Two simultaneous sips of the aged spirits sent clouds of bliss swirling through the brains and bodies of the two writers.
“Mmmm. It’s like “clouds of glory,” opined Owl Man.
“I definitely concur,” said Heron Man.
A few sips and minutes passed, then a cloud passed briefly over Owl Man’s face. Not a cumulo-nimbus, exactly, more like a high-altitude horsetail, a streak overhead, but foretelling more pending weather.
“Heron Man, I’d like to thank you for meeting me here tonight.”
“Well, you know it’s my pleasure, Owl Man. We haven’t spoken in quite a while.”
“Yes, I’ve been—preoccupied.”
“Oh? That’s new,” said Heron Man, joking.
“I don’t know if you’ve heard about my recent conversation with Helen.”
“No, I haven’t. Did she call you?”
“Well, not exactly. I called her.”
“Oh, really? That’s a switch. May I ask what your conversation was about?”
“That’s why I wanted to meet you tonight. And what better way than with some of Tully’s 30-year-old Scotch?”
“Ambrosia, certainly,” said Heron Man. “Why did you contact Helen? Not that there’s any reason why you couldn’t, of course.”

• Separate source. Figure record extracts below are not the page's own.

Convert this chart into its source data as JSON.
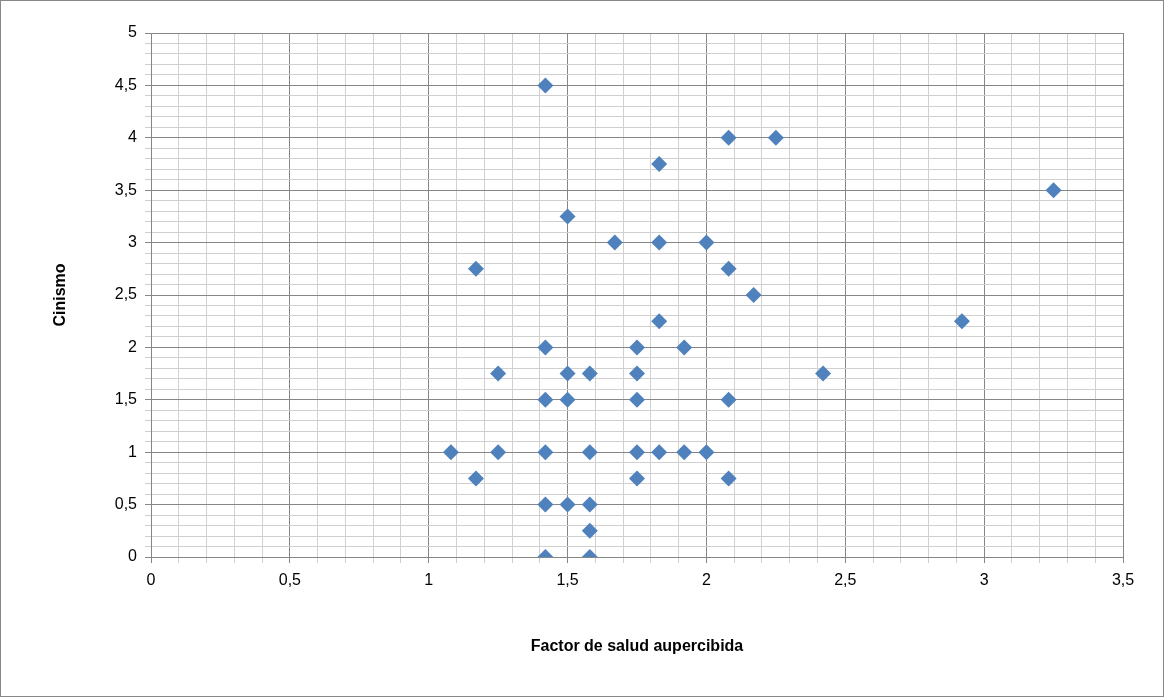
{
  "chart_data": {
    "type": "scatter",
    "xlabel": "Factor de salud aupercibida",
    "ylabel": "Cinismo",
    "marker": "diamond",
    "grid": true,
    "legend": false,
    "series": [
      {
        "color": "#4f81bd",
        "x": [
          1.42,
          2.08,
          2.25,
          1.83,
          3.25,
          1.5,
          1.67,
          1.83,
          2,
          1.17,
          2.08,
          2.17,
          1.83,
          2.92,
          1.42,
          1.75,
          1.92,
          1.25,
          1.5,
          1.58,
          1.75,
          2.42,
          1.42,
          1.5,
          1.75,
          2.08,
          1.08,
          1.25,
          1.42,
          1.58,
          1.75,
          1.83,
          1.92,
          2,
          1.17,
          1.75,
          2.08,
          1.42,
          1.5,
          1.58,
          1.58,
          1.42,
          1.58
        ],
        "values": [
          4.5,
          4,
          4,
          3.75,
          3.5,
          3.25,
          3,
          3,
          3,
          2.75,
          2.75,
          2.5,
          2.25,
          2.25,
          2,
          2,
          2,
          1.75,
          1.75,
          1.75,
          1.75,
          1.75,
          1.5,
          1.5,
          1.5,
          1.5,
          1,
          1,
          1,
          1,
          1,
          1,
          1,
          1,
          0.75,
          0.75,
          0.75,
          0.5,
          0.5,
          0.5,
          0.25,
          0,
          0
        ]
      }
    ],
    "xlim": [
      0,
      3.5
    ],
    "xticks": [
      0,
      {
        "value": 0.1,
        "label": null
      },
      {
        "value": 0.2,
        "label": null
      },
      {
        "value": 0.3,
        "label": null
      },
      {
        "value": 0.4,
        "label": null
      },
      {
        "value": 0.5,
        "label": "0,5"
      },
      {
        "value": 0.6,
        "label": null
      },
      {
        "value": 0.7,
        "label": null
      },
      {
        "value": 0.8,
        "label": null
      },
      {
        "value": 0.9,
        "label": null
      },
      1,
      {
        "value": 1.1,
        "label": null
      },
      {
        "value": 1.2,
        "label": null
      },
      {
        "value": 1.3,
        "label": null
      },
      {
        "value": 1.4,
        "label": null
      },
      {
        "value": 1.5,
        "label": "1,5"
      },
      {
        "value": 1.6,
        "label": null
      },
      {
        "value": 1.7,
        "label": null
      },
      {
        "value": 1.8,
        "label": null
      },
      {
        "value": 1.9,
        "label": null
      },
      2,
      {
        "value": 2.1,
        "label": null
      },
      {
        "value": 2.2,
        "label": null
      },
      {
        "value": 2.3,
        "label": null
      },
      {
        "value": 2.4,
        "label": null
      },
      {
        "value": 2.5,
        "label": "2,5"
      },
      {
        "value": 2.6,
        "label": null
      },
      {
        "value": 2.7,
        "label": null
      },
      {
        "value": 2.8,
        "label": null
      },
      {
        "value": 2.9,
        "label": null
      },
      3,
      {
        "value": 3.1,
        "label": null
      },
      {
        "value": 3.2,
        "label": null
      },
      {
        "value": 3.3,
        "label": null
      },
      {
        "value": 3.4,
        "label": null
      },
      {
        "value": 3.5,
        "label": "3,5"
      }
    ],
    "ylim": [
      0,
      5
    ],
    "yticks": [
      0,
      {
        "value": 0.1,
        "label": null
      },
      {
        "value": 0.2,
        "label": null
      },
      {
        "value": 0.3,
        "label": null
      },
      {
        "value": 0.4,
        "label": null
      },
      {
        "value": 0.5,
        "label": "0,5"
      },
      {
        "value": 0.6,
        "label": null
      },
      {
        "value": 0.7,
        "label": null
      },
      {
        "value": 0.8,
        "label": null
      },
      {
        "value": 0.9,
        "label": null
      },
      1,
      {
        "value": 1.1,
        "label": null
      },
      {
        "value": 1.2,
        "label": null
      },
      {
        "value": 1.3,
        "label": null
      },
      {
        "value": 1.4,
        "label": null
      },
      {
        "value": 1.5,
        "label": "1,5"
      },
      {
        "value": 1.6,
        "label": null
      },
      {
        "value": 1.7,
        "label": null
      },
      {
        "value": 1.8,
        "label": null
      },
      {
        "value": 1.9,
        "label": null
      },
      2,
      {
        "value": 2.1,
        "label": null
      },
      {
        "value": 2.2,
        "label": null
      },
      {
        "value": 2.3,
        "label": null
      },
      {
        "value": 2.4,
        "label": null
      },
      {
        "value": 2.5,
        "label": "2,5"
      },
      {
        "value": 2.6,
        "label": null
      },
      {
        "value": 2.7,
        "label": null
      },
      {
        "value": 2.8,
        "label": null
      },
      {
        "value": 2.9,
        "label": null
      },
      3,
      {
        "value": 3.1,
        "label": null
      },
      {
        "value": 3.2,
        "label": null
      },
      {
        "value": 3.3,
        "label": null
      },
      {
        "value": 3.4,
        "label": null
      },
      {
        "value": 3.5,
        "label": "3,5"
      },
      {
        "value": 3.6,
        "label": null
      },
      {
        "value": 3.7,
        "label": null
      },
      {
        "value": 3.8,
        "label": null
      },
      {
        "value": 3.9,
        "label": null
      },
      4,
      {
        "value": 4.1,
        "label": null
      },
      {
        "value": 4.2,
        "label": null
      },
      {
        "value": 4.3,
        "label": null
      },
      {
        "value": 4.4,
        "label": null
      },
      {
        "value": 4.5,
        "label": "4,5"
      },
      {
        "value": 4.6,
        "label": null
      },
      {
        "value": 4.7,
        "label": null
      },
      {
        "value": 4.8,
        "label": null
      },
      {
        "value": 4.9,
        "label": null
      },
      5
    ]
  }
}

“Well, there have been recent developments with Fex, who has taken it upon himself to teach me how to write at a ‘lower, more common’ level, or so he says.”
“That sounds interesting. What’s the problem?”

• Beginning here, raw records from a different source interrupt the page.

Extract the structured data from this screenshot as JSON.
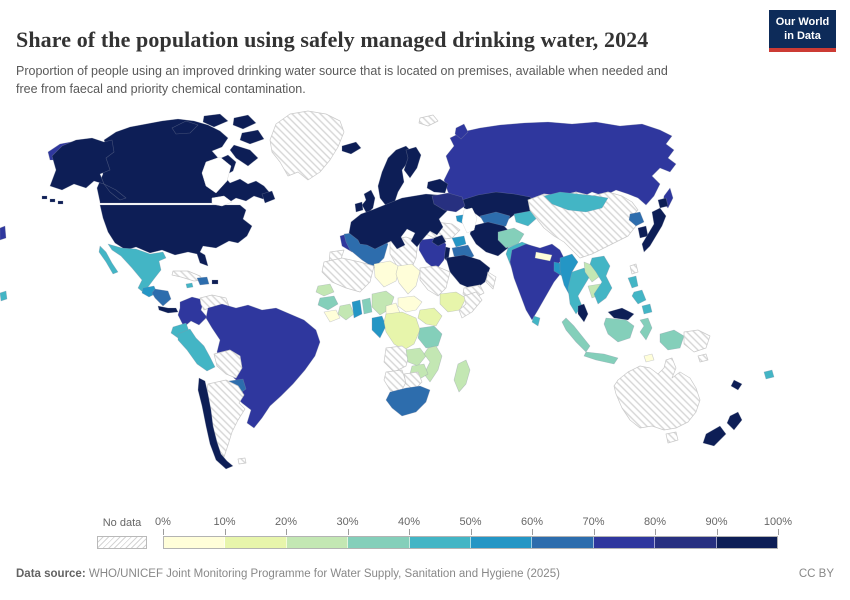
{
  "header": {
    "title": "Share of the population using safely managed drinking water, 2024",
    "subtitle": "Proportion of people using an improved drinking water source that is located on premises, available when needed and free from faecal and priority chemical contamination.",
    "logo": {
      "line1": "Our World",
      "line2": "in Data",
      "background": "#0d2b59",
      "accent": "#cc3b34"
    }
  },
  "legend": {
    "no_data_label": "No data",
    "tick_labels": [
      "0%",
      "10%",
      "20%",
      "30%",
      "40%",
      "50%",
      "60%",
      "70%",
      "80%",
      "90%",
      "100%"
    ],
    "bins": [
      {
        "range": "0-10%",
        "color": "#fffed9"
      },
      {
        "range": "10-20%",
        "color": "#e7f5ab"
      },
      {
        "range": "20-30%",
        "color": "#c3e7b3"
      },
      {
        "range": "30-40%",
        "color": "#84cfba"
      },
      {
        "range": "40-50%",
        "color": "#43b5c5"
      },
      {
        "range": "50-60%",
        "color": "#2496c5"
      },
      {
        "range": "60-70%",
        "color": "#2d6dad"
      },
      {
        "range": "70-80%",
        "color": "#2f379e"
      },
      {
        "range": "80-90%",
        "color": "#273080"
      },
      {
        "range": "90-100%",
        "color": "#0d1e56"
      }
    ]
  },
  "footer": {
    "source_label": "Data source:",
    "source_text": " WHO/UNICEF Joint Monitoring Programme for Water Supply, Sanitation and Hygiene (2025)",
    "license": "CC BY"
  },
  "chart_data": {
    "type": "choropleth",
    "title": "Share of the population using safely managed drinking water",
    "year": 2024,
    "unit": "% of population",
    "legend_position": "bottom",
    "no_data_style": "gray diagonal hatching",
    "regions": [
      {
        "id": "canada",
        "name": "Canada",
        "value": "90-100%"
      },
      {
        "id": "usa",
        "name": "United States",
        "value": "90-100%"
      },
      {
        "id": "greenland",
        "name": "Greenland",
        "value": "No data"
      },
      {
        "id": "mexico",
        "name": "Mexico",
        "value": "40-50%"
      },
      {
        "id": "guatemala",
        "name": "Guatemala",
        "value": "50-60%"
      },
      {
        "id": "honduras-nicaragua",
        "name": "Honduras & Nicaragua",
        "value": "60-70%"
      },
      {
        "id": "costa-rica-panama",
        "name": "Costa Rica & Panama",
        "value": "90-100%"
      },
      {
        "id": "cuba",
        "name": "Cuba",
        "value": "No data"
      },
      {
        "id": "hispaniola",
        "name": "Dominican Republic",
        "value": "60-70%"
      },
      {
        "id": "jamaica",
        "name": "Jamaica",
        "value": "40-50%"
      },
      {
        "id": "puerto-rico",
        "name": "Puerto Rico",
        "value": "90-100%"
      },
      {
        "id": "colombia",
        "name": "Colombia",
        "value": "70-80%"
      },
      {
        "id": "venezuela",
        "name": "Venezuela",
        "value": "No data"
      },
      {
        "id": "guyana",
        "name": "Guyana",
        "value": "60-70%"
      },
      {
        "id": "suriname",
        "name": "Suriname",
        "value": "40-50%"
      },
      {
        "id": "french-guiana",
        "name": "French Guiana",
        "value": "90-100%"
      },
      {
        "id": "ecuador",
        "name": "Ecuador",
        "value": "40-50%"
      },
      {
        "id": "peru",
        "name": "Peru",
        "value": "40-50%"
      },
      {
        "id": "brazil",
        "name": "Brazil",
        "value": "70-80%"
      },
      {
        "id": "bolivia",
        "name": "Bolivia",
        "value": "No data"
      },
      {
        "id": "paraguay",
        "name": "Paraguay",
        "value": "60-70%"
      },
      {
        "id": "chile",
        "name": "Chile",
        "value": "90-100%"
      },
      {
        "id": "argentina",
        "name": "Argentina",
        "value": "No data"
      },
      {
        "id": "falkland",
        "name": "Falkland Islands",
        "value": "No data"
      },
      {
        "id": "iceland",
        "name": "Iceland",
        "value": "90-100%"
      },
      {
        "id": "uk",
        "name": "United Kingdom",
        "value": "90-100%"
      },
      {
        "id": "ireland",
        "name": "Ireland",
        "value": "90-100%"
      },
      {
        "id": "scandinavia",
        "name": "Norway & Sweden",
        "value": "90-100%"
      },
      {
        "id": "finland",
        "name": "Finland",
        "value": "90-100%"
      },
      {
        "id": "denmark",
        "name": "Denmark",
        "value": "90-100%"
      },
      {
        "id": "europe",
        "name": "Western & Central Europe",
        "value": "90-100%"
      },
      {
        "id": "greece",
        "name": "Greece",
        "value": "90-100%"
      },
      {
        "id": "baltics-belarus",
        "name": "Baltics & Belarus",
        "value": "90-100%"
      },
      {
        "id": "ukraine",
        "name": "Ukraine",
        "value": "80-90%"
      },
      {
        "id": "svalbard",
        "name": "Svalbard",
        "value": "No data"
      },
      {
        "id": "russia",
        "name": "Russia",
        "value": "70-80%"
      },
      {
        "id": "kazakhstan",
        "name": "Kazakhstan",
        "value": "90-100%"
      },
      {
        "id": "uzbekistan",
        "name": "Uzbekistan",
        "value": "60-70%"
      },
      {
        "id": "turkmenistan",
        "name": "Turkmenistan",
        "value": "70-80%"
      },
      {
        "id": "kyrgyzstan-tajikistan",
        "name": "Kyrgyzstan & Tajikistan",
        "value": "40-50%"
      },
      {
        "id": "caucasus",
        "name": "Georgia & Azerbaijan",
        "value": "50-60%"
      },
      {
        "id": "turkey",
        "name": "Turkey",
        "value": "No data"
      },
      {
        "id": "syria",
        "name": "Syria",
        "value": "50-60%"
      },
      {
        "id": "iraq",
        "name": "Iraq",
        "value": "60-70%"
      },
      {
        "id": "israel-jordan",
        "name": "Israel & Jordan",
        "value": "90-100%"
      },
      {
        "id": "saudi-arabia",
        "name": "Saudi Arabia",
        "value": "90-100%"
      },
      {
        "id": "yemen",
        "name": "Yemen",
        "value": "No data"
      },
      {
        "id": "oman",
        "name": "Oman",
        "value": "No data"
      },
      {
        "id": "iran",
        "name": "Iran",
        "value": "90-100%"
      },
      {
        "id": "afghanistan",
        "name": "Afghanistan",
        "value": "30-40%"
      },
      {
        "id": "pakistan",
        "name": "Pakistan",
        "value": "40-50%"
      },
      {
        "id": "india",
        "name": "India",
        "value": "70-80%"
      },
      {
        "id": "nepal",
        "name": "Nepal",
        "value": "0-10%"
      },
      {
        "id": "bangladesh",
        "name": "Bangladesh",
        "value": "50-60%"
      },
      {
        "id": "sri-lanka",
        "name": "Sri Lanka",
        "value": "40-50%"
      },
      {
        "id": "china",
        "name": "China",
        "value": "No data"
      },
      {
        "id": "mongolia",
        "name": "Mongolia",
        "value": "40-50%"
      },
      {
        "id": "north-korea",
        "name": "North Korea",
        "value": "60-70%"
      },
      {
        "id": "south-korea",
        "name": "South Korea",
        "value": "90-100%"
      },
      {
        "id": "japan",
        "name": "Japan",
        "value": "90-100%"
      },
      {
        "id": "taiwan",
        "name": "Taiwan",
        "value": "No data"
      },
      {
        "id": "myanmar",
        "name": "Myanmar",
        "value": "50-60%"
      },
      {
        "id": "thailand",
        "name": "Thailand",
        "value": "40-50%"
      },
      {
        "id": "laos",
        "name": "Laos",
        "value": "20-30%"
      },
      {
        "id": "cambodia",
        "name": "Cambodia",
        "value": "20-30%"
      },
      {
        "id": "vietnam",
        "name": "Vietnam",
        "value": "40-50%"
      },
      {
        "id": "malaysia",
        "name": "Malaysia",
        "value": "90-100%"
      },
      {
        "id": "indonesia",
        "name": "Indonesia",
        "value": "30-40%"
      },
      {
        "id": "philippines",
        "name": "Philippines",
        "value": "40-50%"
      },
      {
        "id": "timor",
        "name": "Timor-Leste",
        "value": "0-10%"
      },
      {
        "id": "png",
        "name": "Papua New Guinea",
        "value": "No data"
      },
      {
        "id": "australia",
        "name": "Australia",
        "value": "No data"
      },
      {
        "id": "tasmania",
        "name": "Tasmania",
        "value": "No data"
      },
      {
        "id": "new-zealand",
        "name": "New Zealand",
        "value": "90-100%"
      },
      {
        "id": "new-caledonia",
        "name": "New Caledonia",
        "value": "90-100%"
      },
      {
        "id": "fiji",
        "name": "Fiji",
        "value": "40-50%"
      },
      {
        "id": "solomon",
        "name": "Solomon Islands",
        "value": "No data"
      },
      {
        "id": "morocco",
        "name": "Morocco",
        "value": "70-80%"
      },
      {
        "id": "western-sahara",
        "name": "Western Sahara",
        "value": "No data"
      },
      {
        "id": "algeria",
        "name": "Algeria",
        "value": "60-70%"
      },
      {
        "id": "tunisia",
        "name": "Tunisia",
        "value": "60-70%"
      },
      {
        "id": "libya",
        "name": "Libya",
        "value": "No data"
      },
      {
        "id": "egypt",
        "name": "Egypt",
        "value": "70-80%"
      },
      {
        "id": "mauritania-mali",
        "name": "Mauritania & Mali",
        "value": "No data"
      },
      {
        "id": "niger",
        "name": "Niger",
        "value": "0-10%"
      },
      {
        "id": "chad",
        "name": "Chad",
        "value": "0-10%"
      },
      {
        "id": "sudan",
        "name": "Sudan",
        "value": "No data"
      },
      {
        "id": "ethiopia",
        "name": "Ethiopia",
        "value": "10-20%"
      },
      {
        "id": "somalia",
        "name": "Somalia",
        "value": "No data"
      },
      {
        "id": "senegal",
        "name": "Senegal",
        "value": "20-30%"
      },
      {
        "id": "guinea",
        "name": "Guinea",
        "value": "30-40%"
      },
      {
        "id": "sierra-leone-liberia",
        "name": "Sierra Leone & Liberia",
        "value": "0-10%"
      },
      {
        "id": "cote-divoire",
        "name": "Côte d'Ivoire",
        "value": "20-30%"
      },
      {
        "id": "ghana",
        "name": "Ghana",
        "value": "50-60%"
      },
      {
        "id": "togo-benin",
        "name": "Togo & Benin",
        "value": "30-40%"
      },
      {
        "id": "nigeria",
        "name": "Nigeria",
        "value": "20-30%"
      },
      {
        "id": "cameroon",
        "name": "Cameroon",
        "value": "0-10%"
      },
      {
        "id": "car",
        "name": "Central African Republic",
        "value": "0-10%"
      },
      {
        "id": "gabon-congo",
        "name": "Gabon & Congo",
        "value": "50-60%"
      },
      {
        "id": "drc",
        "name": "Democratic Republic of Congo",
        "value": "10-20%"
      },
      {
        "id": "uganda-kenya",
        "name": "Uganda & Kenya",
        "value": "10-20%"
      },
      {
        "id": "tanzania",
        "name": "Tanzania",
        "value": "30-40%"
      },
      {
        "id": "angola",
        "name": "Angola",
        "value": "No data"
      },
      {
        "id": "zambia",
        "name": "Zambia",
        "value": "20-30%"
      },
      {
        "id": "malawi-mozambique",
        "name": "Malawi & Mozambique",
        "value": "20-30%"
      },
      {
        "id": "zimbabwe",
        "name": "Zimbabwe",
        "value": "20-30%"
      },
      {
        "id": "namibia",
        "name": "Namibia",
        "value": "No data"
      },
      {
        "id": "botswana",
        "name": "Botswana",
        "value": "No data"
      },
      {
        "id": "south-africa",
        "name": "South Africa",
        "value": "60-70%"
      },
      {
        "id": "madagascar",
        "name": "Madagascar",
        "value": "20-30%"
      }
    ]
  }
}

“The problem is … the problem is … that despite Fex’s active imagination, and Helen’s exquisite “musing” assistance, I still can’t write.”
“What does Jasmine say?” said Heron Man.
“She says that ‘it’ will come when “it’s” ready.”
“That makes sense.”
“Yes, it does, except that ‘it’ doesn’t seem to want to come.”
“Excuse me, Owl Man, but is this perhaps your old dour Scottish nature showing its gnarly face? Do you really think that you will never be able to write again?”
“No, no, of course not, no, no, no. Well, actually, I’m starting to wonder.”
“Have another sip of this 30-year Macallan, Owl Man,” said Heron Man.
“Good idea,” said Owl Man, and he took a long, slow sip of the aromatic, vaporous liquid. “Mmmm. Bless Tully’s big Celtic heart.”
“Cheers,” said Heron Man, and they toasted again and again, several more times — to Tully, to Jasmine, even to Fex.
As the magic Macallan worked its wonders, Owl Man’s dilemma began to subside, and the two old friends began telling jokes. Soon enough they were laughing out loud.
Mitzy glanced their way at one point, and smiled.